Allie lowered some jumps in the back ring and we did some work over them.  First working on trotting everything in very controlled and straight fashion, and landing in a light and organized manner so we could stop on the other side (before the end of the ring? really? hee!).  Then we worked on a little exercise where we jumped some narrow flower boxes (about 2′?) with no standards, so it requires you to be pretty straight and controlled.

When we moved on to cantering things and putting pieces of a course together, he was fabulous, except that he has a tendency to get sort of squirrely sideways on the approach to the fence, particularly when coming off a left hand turn.  This is HUGELY related to me and some crookedness issues I have, but on other horses doesn’t seem to be a massive problem (though Stephen could show it up, actually, now that I think about it).  In order to combat this I had to really concentrate on weighting my left stirrup, using my right leg, and almost thinking about counterbending a little bit.  Actually, sometimes I have to do the opposite too, as to which way I’m weighting my hips, but mostly it was more to the left.    When I get it right, he stays much straighter and we have a better jumping experience.

It sounds like a lot to think about, but I’m starting (just starting, after twenty something years of being on horses), to get more of a feel.  It’s a slight difference, but just feeling what to do, instead of having to run through a mental checklist, is a pretty big deal.  I don’t always get it right and it definitely helps to have eyes on the ground, but I’ll take the baby steps.

After jumping everything and working on those things for a while, Allie put a few of the jumps up to a respectable height (I have no idea about actual height, my perception is very much off) and we practiced first trotting a bigger jump and waiting all the way to the base, then a little bending line in four strides (eek! that comes up fast!)

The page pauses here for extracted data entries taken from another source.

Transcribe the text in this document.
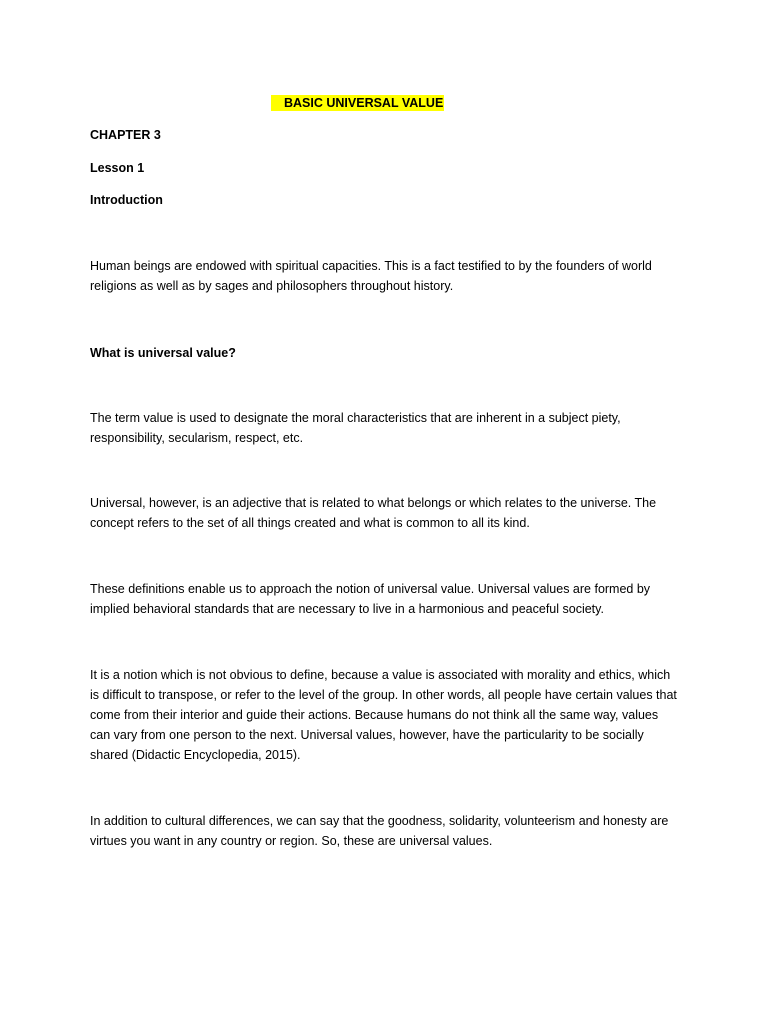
BASIC UNIVERSAL VALUE
CHAPTER 3
Lesson 1
Introduction

Human beings are endowed with spiritual capacities. This is a fact testified to by the founders of world religions as well as by sages and philosophers throughout history.

What is universal value?

The term value is used to designate the moral characteristics that are inherent in a subject piety, responsibility, secularism, respect, etc.

Universal, however, is an adjective that is related to what belongs or which relates to the universe. The concept refers to the set of all things created and what is common to all its kind.

These definitions enable us to approach the notion of universal value. Universal values are formed by implied behavioral standards that are necessary to live in a harmonious and peaceful society.

It is a notion which is not obvious to define, because a value is associated with morality and ethics, which is difficult to transpose, or refer to the level of the group. In other words, all people have certain values that come from their interior and guide their actions. Because humans do not think all the same way, values can vary from one person to the next. Universal values, however, have the particularity to be socially shared (Didactic Encyclopedia, 2015).

In addition to cultural differences, we can say that the goodness, solidarity, volunteerism and honesty are virtues you want in any country or region. So, these are universal values.
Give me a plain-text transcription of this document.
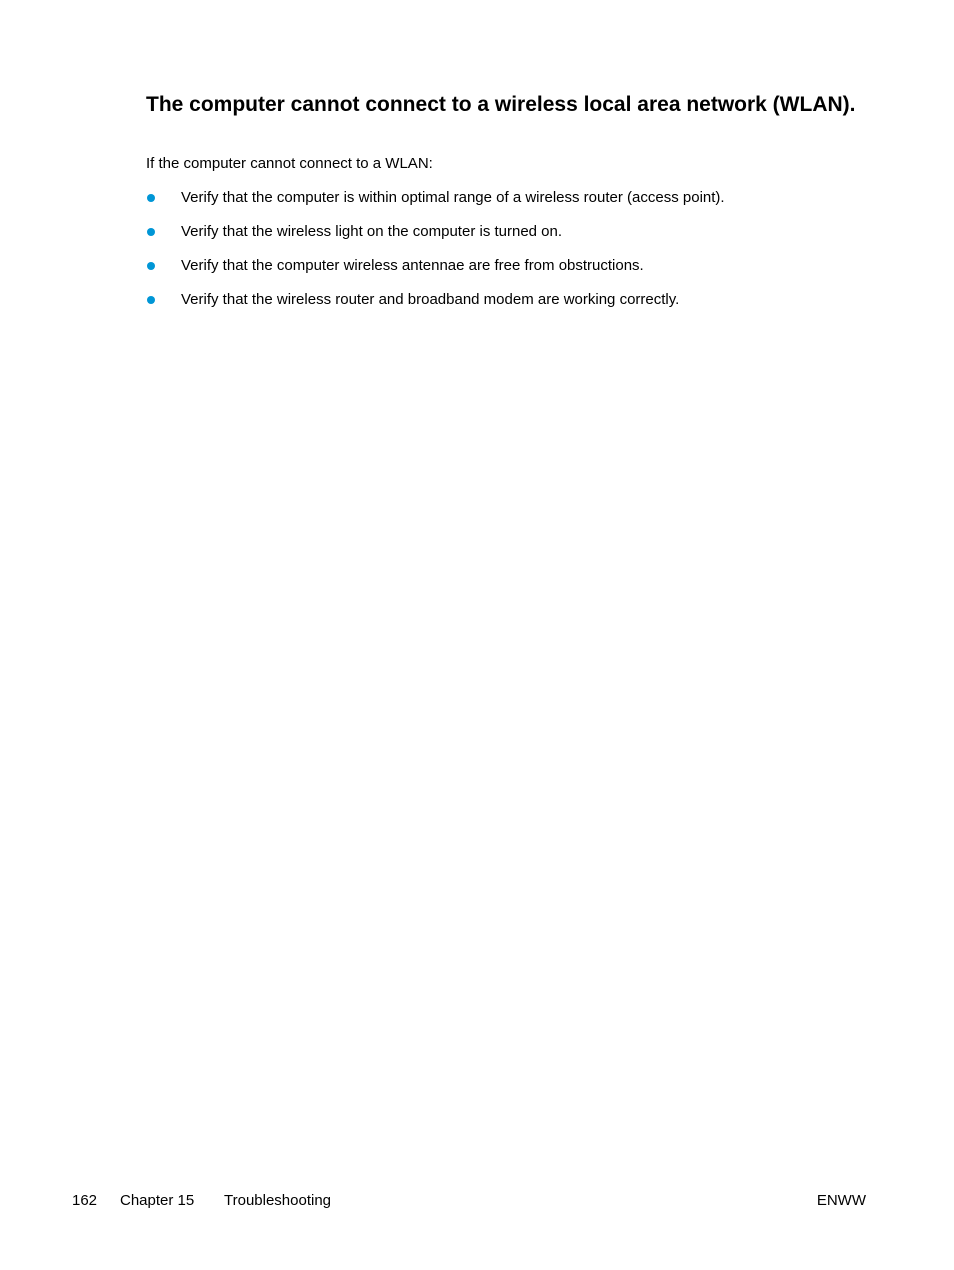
The computer cannot connect to a wireless local area network (WLAN).

If the computer cannot connect to a WLAN:

Verify that the computer is within optimal range of a wireless router (access point).
Verify that the wireless light on the computer is turned on.
Verify that the computer wireless antennae are free from obstructions.
Verify that the wireless router and broadband modem are working correctly.
162 Chapter 15 Troubleshooting	ENWW
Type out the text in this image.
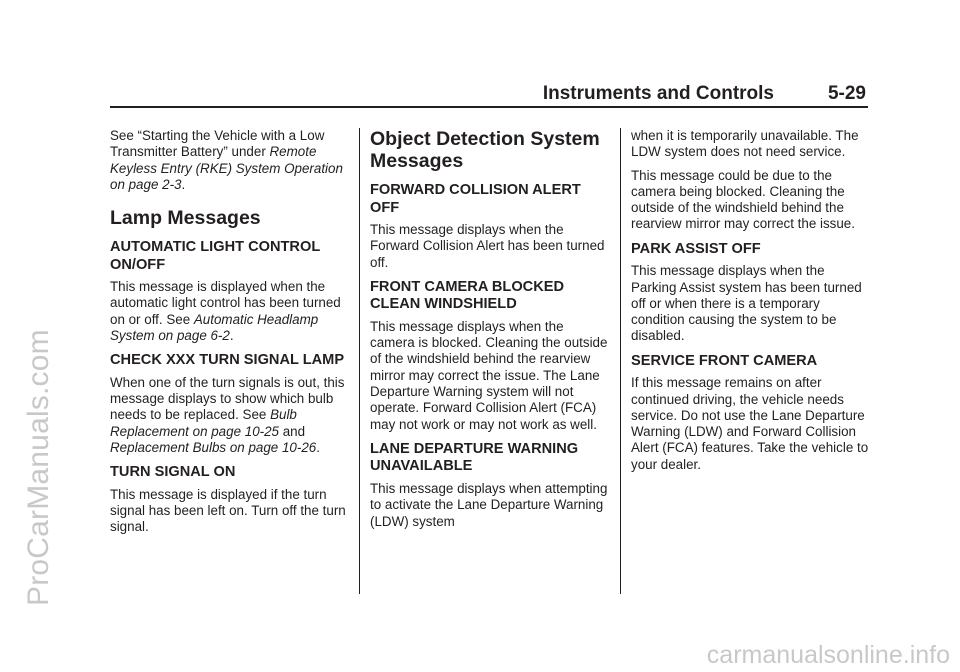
ProCarManuals.com
Instruments and Controls	5-29

See “Starting the Vehicle with a Low Transmitter Battery” under Remote Keyless Entry (RKE) System Operation on page 2-3.

Lamp Messages
AUTOMATIC LIGHT CONTROL ON/OFF

This message is displayed when the automatic light control has been turned on or off. See Automatic Headlamp System on page 6-2.

CHECK XXX TURN SIGNAL LAMP

When one of the turn signals is out, this message displays to show which bulb needs to be replaced. See Bulb Replacement on page 10-25 and Replacement Bulbs on page 10-26.

TURN SIGNAL ON

This message is displayed if the turn signal has been left on. Turn off the turn signal.

Object Detection System Messages
FORWARD COLLISION ALERT OFF

This message displays when the Forward Collision Alert has been turned off.

FRONT CAMERA BLOCKED CLEAN WINDSHIELD

This message displays when the camera is blocked. Cleaning the outside of the windshield behind the rearview mirror may correct the issue. The Lane Departure Warning system will not operate. Forward Collision Alert (FCA) may not work or may not work as well.

LANE DEPARTURE WARNING UNAVAILABLE

This message displays when attempting to activate the Lane Departure Warning (LDW) system

when it is temporarily unavailable. The LDW system does not need service.

This message could be due to the camera being blocked. Cleaning the outside of the windshield behind the rearview mirror may correct the issue.

PARK ASSIST OFF

This message displays when the Parking Assist system has been turned off or when there is a temporary condition causing the system to be disabled.

SERVICE FRONT CAMERA

If this message remains on after continued driving, the vehicle needs service. Do not use the Lane Departure Warning (LDW) and Forward Collision Alert (FCA) features. Take the vehicle to your dealer.

carmanualsonline.info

We had to really work on that bending line.  It’s hard for me to stay organized and typically on landing I’m sort of in a heap, and it takes 2-3 strides to get myself in order again.  But when you only have four strides to work with and the second jump is larger than a crossrail, you sort of need to land in organized fashion from the first one with no downtime.  Once I figured that out a little bit, we had a few genuinely good passes through it.

The cool thing with Klon is that I always feel confident that he’ll go- he may be sideways, he may get a weird spot, but I always feel safe and like it’s not going to be a big deal.  As a consequence, jumps and obstacles have begun looking smaller to me than they used to 🙂

As an aside, I do think I need to shorten my stirrups another hole for jumping, I could feel myself getting ahead of the motion and losing my lower leg a few times (er, every time… ha!)

Hopefully video/pictures soon 🙂

June 4, 2009 at 9:54 am Leave a comment

Yes, I’m Alive!

Really, I’m still here, and still riding Kloninator 🙂

But over the past few weeks I’ve had some personal life upheavals, which included moving, which has put a crimp in things a little bit.  For starters, I don’t have a home computer, and have to get a card reader so I can maybe upload pictures from, uh, the other computers I do have access to.

In the meantime, you will be subjected to some photo-less posts, which is a real shame, because Klondike is as cute as ever.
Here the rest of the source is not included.